Perhaps I should thank the Daily Planet reporters who saw to the demise of my once-revered name just as soon as my body hit the unforgiving pavement. They wished to imprison me. They desired to see me locked in a cage like any common street thug. But they failed. While suicide was never something I’d considered before, it was the only way to escape the fate I knew was coming. Unfortunately, I knew throwing handfuls of money at the best legal defense team in the country wouldn’t make me immune from the cold, strangling hands of the justice system. I’m only the third-richest man on the face of the Earth. While I wield far more power than the common man or woman on the street, I lack the power of influence that a Congressman, Senator, President, or other such government official would have. The best I could hope for would be a reduced sentence and the confiscation of my sizable bank accounts.
I would spend my life in a cage if I accepted a plea-deal. I would be executed if found guilty of all the murders I’d commissioned.
The ragged band of former newspaper employees were fools to think I would allow that to happen.

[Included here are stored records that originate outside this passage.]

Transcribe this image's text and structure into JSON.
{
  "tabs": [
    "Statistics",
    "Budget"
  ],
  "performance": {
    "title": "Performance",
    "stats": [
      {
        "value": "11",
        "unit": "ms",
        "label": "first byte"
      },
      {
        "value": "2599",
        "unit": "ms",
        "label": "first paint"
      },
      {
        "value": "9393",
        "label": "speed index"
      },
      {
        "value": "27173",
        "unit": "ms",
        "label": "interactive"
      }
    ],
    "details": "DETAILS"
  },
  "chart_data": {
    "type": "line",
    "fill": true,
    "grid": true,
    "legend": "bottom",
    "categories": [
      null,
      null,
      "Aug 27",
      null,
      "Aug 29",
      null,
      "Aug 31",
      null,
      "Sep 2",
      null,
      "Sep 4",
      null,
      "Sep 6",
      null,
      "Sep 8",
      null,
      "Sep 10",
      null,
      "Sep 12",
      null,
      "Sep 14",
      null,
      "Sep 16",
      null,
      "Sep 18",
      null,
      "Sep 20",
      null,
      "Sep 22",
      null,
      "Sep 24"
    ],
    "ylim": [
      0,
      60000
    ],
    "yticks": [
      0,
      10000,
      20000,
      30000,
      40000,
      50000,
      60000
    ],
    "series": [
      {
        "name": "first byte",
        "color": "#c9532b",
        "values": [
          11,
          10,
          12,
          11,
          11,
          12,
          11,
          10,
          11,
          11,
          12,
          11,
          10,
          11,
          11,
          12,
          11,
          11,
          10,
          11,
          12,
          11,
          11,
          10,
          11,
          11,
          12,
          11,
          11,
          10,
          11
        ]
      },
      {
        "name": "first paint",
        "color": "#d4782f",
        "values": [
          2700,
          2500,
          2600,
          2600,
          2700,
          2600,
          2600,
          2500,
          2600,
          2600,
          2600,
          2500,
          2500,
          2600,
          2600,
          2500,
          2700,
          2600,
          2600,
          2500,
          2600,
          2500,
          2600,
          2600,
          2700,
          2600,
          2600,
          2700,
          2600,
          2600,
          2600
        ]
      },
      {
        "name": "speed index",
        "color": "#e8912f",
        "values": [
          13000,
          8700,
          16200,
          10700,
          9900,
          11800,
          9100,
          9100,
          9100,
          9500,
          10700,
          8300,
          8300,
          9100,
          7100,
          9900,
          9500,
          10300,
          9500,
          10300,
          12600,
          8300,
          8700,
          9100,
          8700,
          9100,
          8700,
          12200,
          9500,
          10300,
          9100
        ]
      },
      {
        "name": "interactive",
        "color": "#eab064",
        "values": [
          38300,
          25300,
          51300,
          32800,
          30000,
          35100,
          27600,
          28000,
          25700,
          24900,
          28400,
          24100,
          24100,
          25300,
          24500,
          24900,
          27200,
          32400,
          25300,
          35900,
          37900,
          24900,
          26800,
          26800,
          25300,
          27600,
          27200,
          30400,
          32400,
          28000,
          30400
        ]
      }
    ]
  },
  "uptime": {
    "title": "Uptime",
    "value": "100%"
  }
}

Death on my own terms was preferable to a life without all of the freedoms and luxuries I’ve always enjoyed. As gruesome as my demise was, it was more satisfying to deny the courts the chance to imprison me in a tiny cell to while away my final days before I’d be strapped to an electric chair or pumped full of lethal chemicals in a state-sanctioned murder.

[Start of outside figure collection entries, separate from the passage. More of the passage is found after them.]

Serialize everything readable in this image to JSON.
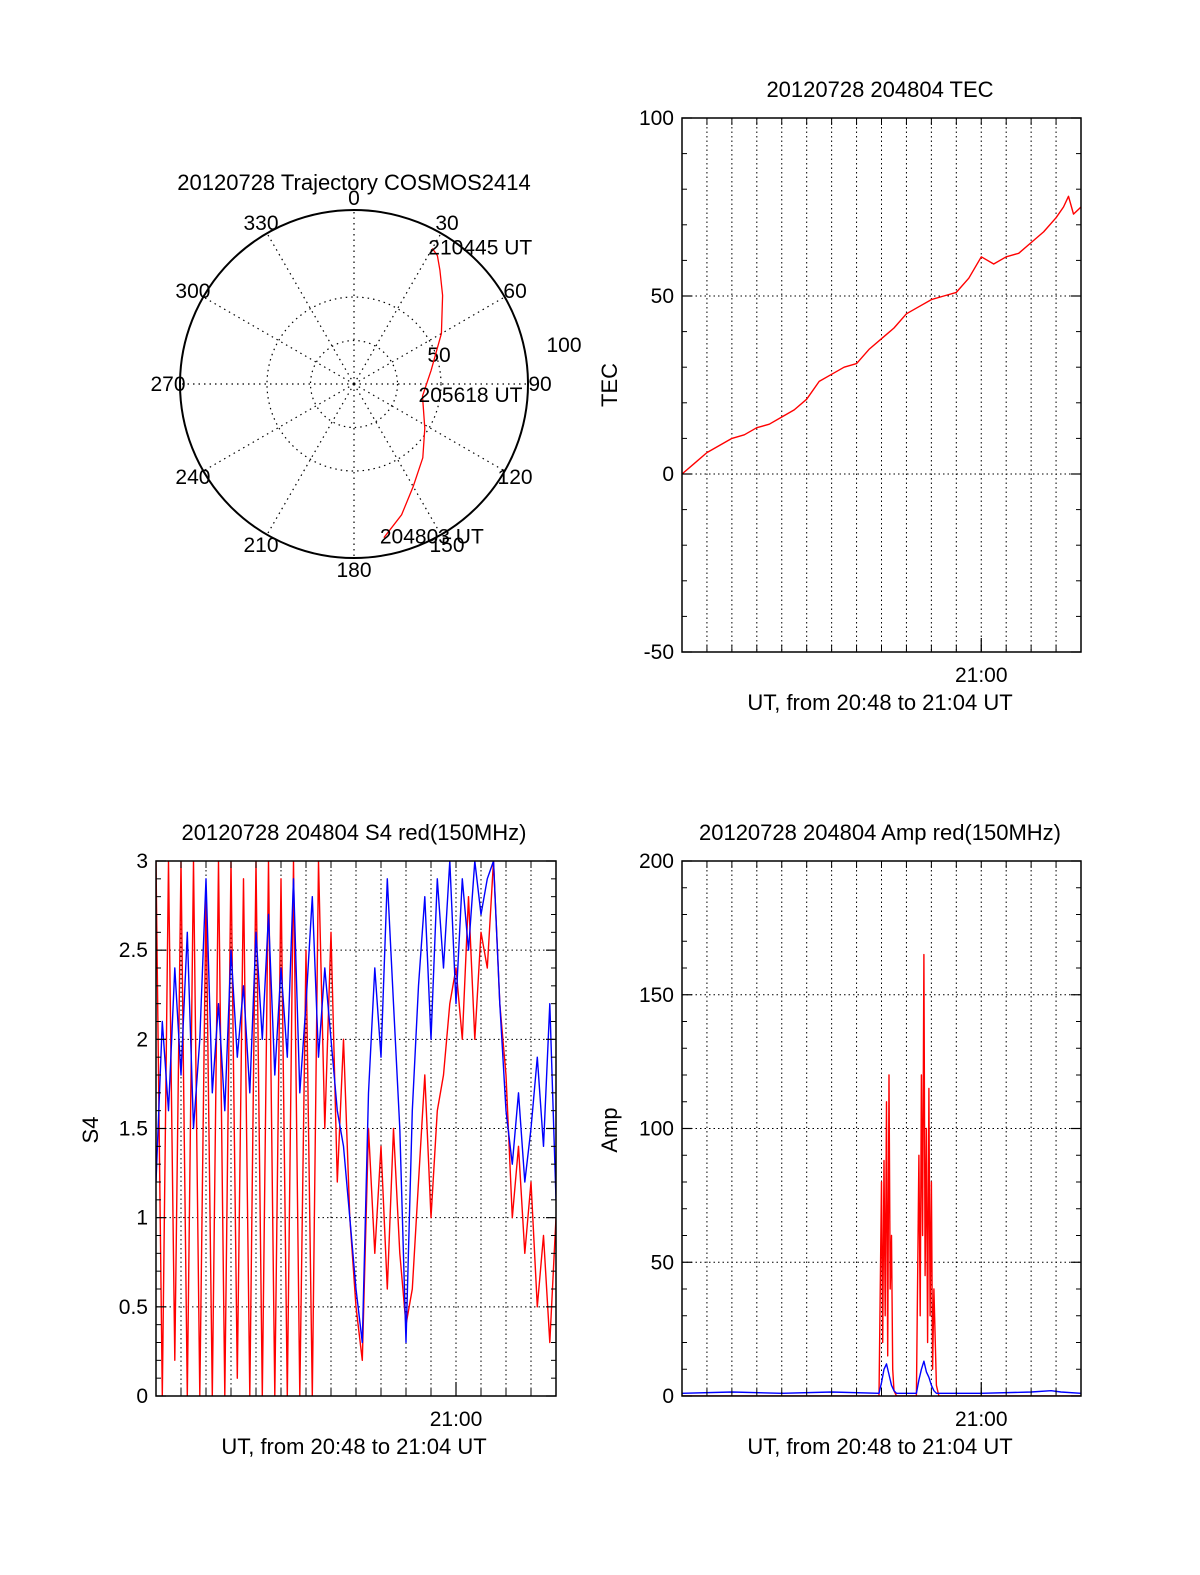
{
  "chart_data": [
    {
      "type": "polar",
      "title": "20120728 Trajectory COSMOS2414",
      "angle_labels": [
        "0",
        "30",
        "60",
        "90",
        "120",
        "150",
        "180",
        "210",
        "240",
        "270",
        "300",
        "330"
      ],
      "radial_labels": [
        "50",
        "100"
      ],
      "rmax": 100,
      "grid": true,
      "trajectory": {
        "color": "#ff0000",
        "azimuth_deg": [
          169,
          160,
          150,
          137,
          122,
          100,
          80,
          60,
          45,
          37,
          33,
          30
        ],
        "radius": [
          90,
          80,
          68,
          58,
          48,
          40,
          45,
          58,
          72,
          82,
          88,
          90
        ]
      },
      "annotations": [
        {
          "text": "210445 UT",
          "azimuth_deg": 30,
          "radius": 90
        },
        {
          "text": "205618 UT",
          "azimuth_deg": 100,
          "radius": 40
        },
        {
          "text": "204803 UT",
          "azimuth_deg": 169,
          "radius": 90
        }
      ]
    },
    {
      "type": "line",
      "title": "20120728 204804 TEC",
      "xlabel": "UT, from 20:48 to 21:04 UT",
      "ylabel": "TEC",
      "xlim": [
        0,
        16
      ],
      "ylim": [
        -50,
        100
      ],
      "yticks": [
        "-50",
        "0",
        "50",
        "100"
      ],
      "xticks": [
        {
          "x": 12,
          "label": "21:00"
        }
      ],
      "grid": true,
      "series": [
        {
          "color": "#ff0000",
          "x": [
            0,
            0.5,
            1,
            1.5,
            2,
            2.5,
            3,
            3.5,
            4,
            4.5,
            5,
            5.5,
            6,
            6.5,
            7,
            7.5,
            8,
            8.5,
            9,
            9.5,
            10,
            10.5,
            11,
            11.5,
            12,
            12.5,
            13,
            13.5,
            14,
            14.5,
            15,
            15.3,
            15.5,
            15.7,
            16
          ],
          "y": [
            0,
            3,
            6,
            8,
            10,
            11,
            13,
            14,
            16,
            18,
            21,
            26,
            28,
            30,
            31,
            35,
            38,
            41,
            45,
            47,
            49,
            50,
            51,
            55,
            61,
            59,
            61,
            62,
            65,
            68,
            72,
            75,
            78,
            73,
            75
          ]
        }
      ]
    },
    {
      "type": "line",
      "title": "20120728 204804 S4 red(150MHz)",
      "xlabel": "UT, from 20:48 to 21:04 UT",
      "ylabel": "S4",
      "xlim": [
        0,
        16
      ],
      "ylim": [
        0,
        3
      ],
      "yticks": [
        "0",
        "0.5",
        "1",
        "1.5",
        "2",
        "2.5",
        "3"
      ],
      "xticks": [
        {
          "x": 12,
          "label": "21:00"
        }
      ],
      "grid": true,
      "series": [
        {
          "color": "#ff0000",
          "x": [
            0,
            0.25,
            0.5,
            0.75,
            1,
            1.25,
            1.5,
            1.75,
            2,
            2.25,
            2.5,
            2.75,
            3,
            3.25,
            3.5,
            3.75,
            4,
            4.25,
            4.5,
            4.75,
            5,
            5.25,
            5.5,
            5.75,
            6,
            6.25,
            6.5,
            6.75,
            7,
            7.25,
            7.5,
            7.75,
            8,
            8.25,
            8.5,
            8.75,
            9,
            9.25,
            9.5,
            9.75,
            10,
            10.25,
            10.5,
            10.75,
            11,
            11.25,
            11.5,
            11.75,
            12,
            12.25,
            12.5,
            12.75,
            13,
            13.25,
            13.5,
            13.75,
            14,
            14.25,
            14.5,
            14.75,
            15,
            15.25,
            15.5,
            15.75,
            16
          ],
          "y": [
            3,
            0,
            3,
            0.2,
            3,
            0,
            3,
            0,
            2.8,
            0,
            3,
            0,
            3,
            0.1,
            2.9,
            0,
            3,
            0,
            3,
            0,
            2.9,
            0,
            3,
            0,
            2.5,
            0,
            3,
            1.5,
            2.6,
            1.2,
            2.0,
            1.0,
            0.5,
            0.2,
            1.5,
            0.8,
            1.4,
            0.6,
            1.5,
            0.8,
            0.4,
            0.6,
            1.2,
            1.8,
            1.0,
            1.6,
            1.8,
            2.2,
            2.4,
            2.0,
            2.8,
            2.0,
            2.6,
            2.4,
            3,
            2.2,
            1.8,
            1.0,
            1.4,
            0.8,
            1.2,
            0.5,
            0.9,
            0.3,
            1.0
          ]
        },
        {
          "color": "#0000ff",
          "x": [
            0,
            0.25,
            0.5,
            0.75,
            1,
            1.25,
            1.5,
            1.75,
            2,
            2.25,
            2.5,
            2.75,
            3,
            3.25,
            3.5,
            3.75,
            4,
            4.25,
            4.5,
            4.75,
            5,
            5.25,
            5.5,
            5.75,
            6,
            6.25,
            6.5,
            6.75,
            7,
            7.25,
            7.5,
            7.75,
            8,
            8.25,
            8.5,
            8.75,
            9,
            9.25,
            9.5,
            9.75,
            10,
            10.25,
            10.5,
            10.75,
            11,
            11.25,
            11.5,
            11.75,
            12,
            12.25,
            12.5,
            12.75,
            13,
            13.25,
            13.5,
            13.75,
            14,
            14.25,
            14.5,
            14.75,
            15,
            15.25,
            15.5,
            15.75,
            16
          ],
          "y": [
            1.2,
            2.1,
            1.6,
            2.4,
            1.8,
            2.6,
            1.5,
            2.0,
            2.9,
            1.7,
            2.2,
            1.6,
            2.5,
            1.9,
            2.3,
            1.7,
            2.6,
            2.0,
            2.7,
            1.8,
            2.4,
            1.9,
            2.9,
            1.7,
            2.2,
            2.8,
            1.9,
            2.4,
            2.0,
            1.6,
            1.4,
            1.0,
            0.6,
            0.3,
            1.7,
            2.4,
            1.9,
            2.9,
            2.2,
            1.5,
            0.3,
            1.6,
            2.3,
            2.8,
            2.0,
            2.9,
            2.4,
            3,
            2.2,
            2.9,
            2.5,
            3,
            2.7,
            2.9,
            3,
            2.2,
            1.6,
            1.3,
            1.7,
            1.2,
            1.5,
            1.9,
            1.4,
            2.2,
            1.1
          ]
        }
      ]
    },
    {
      "type": "line",
      "title": "20120728 204804 Amp red(150MHz)",
      "xlabel": "UT, from 20:48 to 21:04 UT",
      "ylabel": "Amp",
      "xlim": [
        0,
        16
      ],
      "ylim": [
        0,
        200
      ],
      "yticks": [
        "0",
        "50",
        "100",
        "150",
        "200"
      ],
      "xticks": [
        {
          "x": 12,
          "label": "21:00"
        }
      ],
      "grid": true,
      "series": [
        {
          "color": "#ff0000",
          "x": [
            0,
            7.9,
            8.0,
            8.05,
            8.1,
            8.15,
            8.2,
            8.25,
            8.3,
            8.35,
            8.4,
            8.45,
            8.5,
            8.6,
            9.4,
            9.5,
            9.55,
            9.6,
            9.65,
            9.7,
            9.75,
            9.8,
            9.85,
            9.9,
            9.95,
            10.0,
            10.05,
            10.1,
            10.2,
            10.3,
            16
          ],
          "y": [
            0,
            0,
            80,
            20,
            88,
            30,
            110,
            15,
            120,
            40,
            60,
            10,
            2,
            0,
            0,
            90,
            30,
            120,
            60,
            165,
            45,
            100,
            20,
            115,
            30,
            80,
            10,
            40,
            4,
            0,
            0
          ]
        },
        {
          "color": "#0000ff",
          "x": [
            0,
            2,
            4,
            6,
            7.9,
            8.0,
            8.1,
            8.2,
            8.3,
            8.4,
            8.5,
            8.6,
            9.4,
            9.5,
            9.6,
            9.7,
            9.8,
            9.9,
            10.0,
            10.1,
            10.2,
            10.4,
            12,
            14,
            14.8,
            15.2,
            16
          ],
          "y": [
            1,
            1.5,
            1,
            1.5,
            1,
            5,
            10,
            12,
            8,
            4,
            2,
            1,
            1,
            6,
            10,
            13,
            9,
            7,
            4,
            2,
            1,
            1,
            1,
            1.5,
            2,
            1.5,
            1
          ]
        }
      ]
    }
  ]
}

So why would I thank the people that tried to take me down and destroyed that which I’d built with my own two hands?
Because I’m no longer caged.
Instead of jailing me, they unwittingly liberated me.

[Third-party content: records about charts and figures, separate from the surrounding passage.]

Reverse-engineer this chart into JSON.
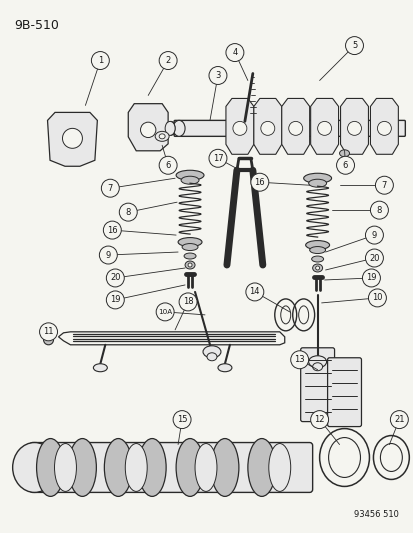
{
  "title": "9B-510",
  "bg_color": "#f5f5f0",
  "line_color": "#2a2a2a",
  "font_color": "#1a1a1a",
  "diagram_id": "93456 510",
  "figsize": [
    4.14,
    5.33
  ],
  "dpi": 100
}
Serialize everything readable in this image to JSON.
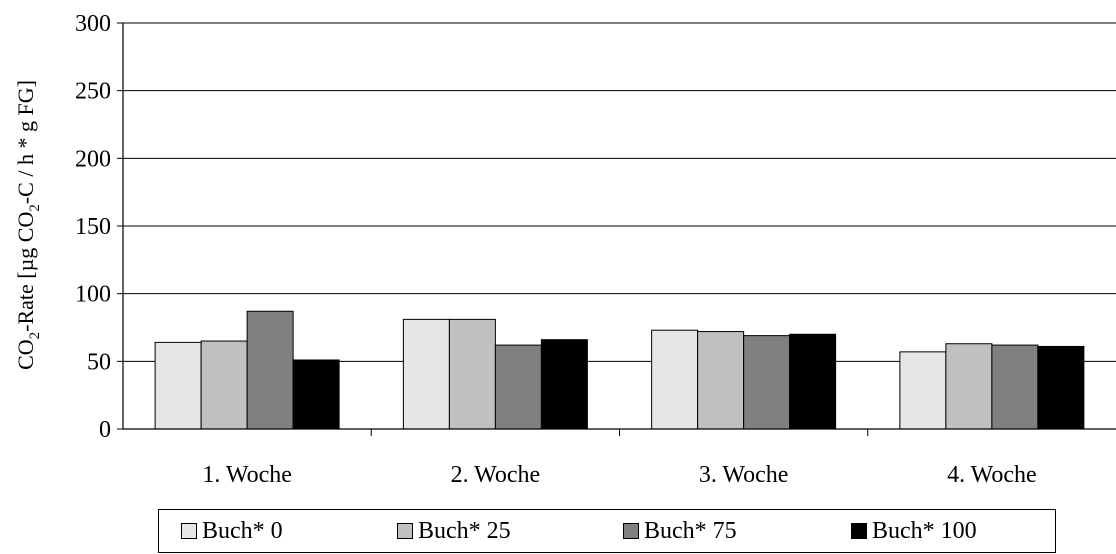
{
  "chart_data": {
    "type": "bar",
    "title": "",
    "xlabel": "",
    "ylabel_parts": [
      "CO",
      "2",
      "-Rate [µg CO",
      "2",
      "-C / h * g FG]"
    ],
    "ylim": [
      0,
      300
    ],
    "yticks": [
      0,
      50,
      100,
      150,
      200,
      250,
      300
    ],
    "grid": true,
    "legend_position": "bottom",
    "categories": [
      "1. Woche",
      "2. Woche",
      "3. Woche",
      "4. Woche"
    ],
    "series": [
      {
        "name": "Buch* 0",
        "color": "#e6e6e6",
        "values": [
          64,
          81,
          73,
          57
        ]
      },
      {
        "name": "Buch* 25",
        "color": "#c0c0c0",
        "values": [
          65,
          81,
          72,
          63
        ]
      },
      {
        "name": "Buch* 75",
        "color": "#808080",
        "values": [
          87,
          62,
          69,
          62
        ]
      },
      {
        "name": "Buch* 100",
        "color": "#000000",
        "values": [
          51,
          66,
          70,
          61
        ]
      }
    ]
  }
}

As Lex Luthor, multibillionaire, philanthropist, and god of this stinking city, I always had to carefully maintain the façade I showed the public. Acting a certain way. Watching how I spoke. Creating a false narrative of my life and work and how I achieved it all. Crafting lies and partial truths. Hiding my real motives and methods behind shell companies, phony projects, and through the hands of an organized criminal circuit that I lorded over with an unforgiving hand.
Now, however, that veneer of who I need to present myself as has been stripped away. The veil has been torn. The mask has been cracked. The curtain has been drawn aside and the man behind the Great Head of Oz has been exposed.
I am finally free.
Wicked, they call me now.
Well, now that I’m free from the trappings I once had to wind around myself, I’ll be just as wicked as anyone could wish. There’s no holding back now. No pretense of being good. Just pure ambition, disregard for the law, and criminality.
Kent will rue the day he tried to cross me. His little friends too, though I know he was the ringleader. I will crush him in mind, body, and soul. He will be nothing more than a hollow, miserable shell of a man before I finally give him the release of the most painful death I can devise.
I will finish that which I started on my wedding day. Superman will die by my hand someday, just as soon as I find a way to secure more of the precious Kryptonite that can bring the Man of Steel to his knees. I don’t know how he escaped my trap, but he will wish he had died then by the time I’m through with him, for I will make his suffering all the worse for having denied me that victory before my world came crashing down.
And Lois Lane. She may have run from the altar once before, but she will be mine, one way or another. I don’t care if I have to kidnap her and keep her locked up in a bomb shelter in some remote place. Granted, I’d much rather she learn to love and respect me as a husband. But I will do what I must to get what I desire. She will be my wife and she will bear me legitimate heirs – whether she is willing or not.
After that, who knows? I may decide to destroy Metropolis just to amuse myself. We’ll see, all in good time.
No one mourns the wicked, tis true.
But they will all rue the day the world saw it fit to give me that title.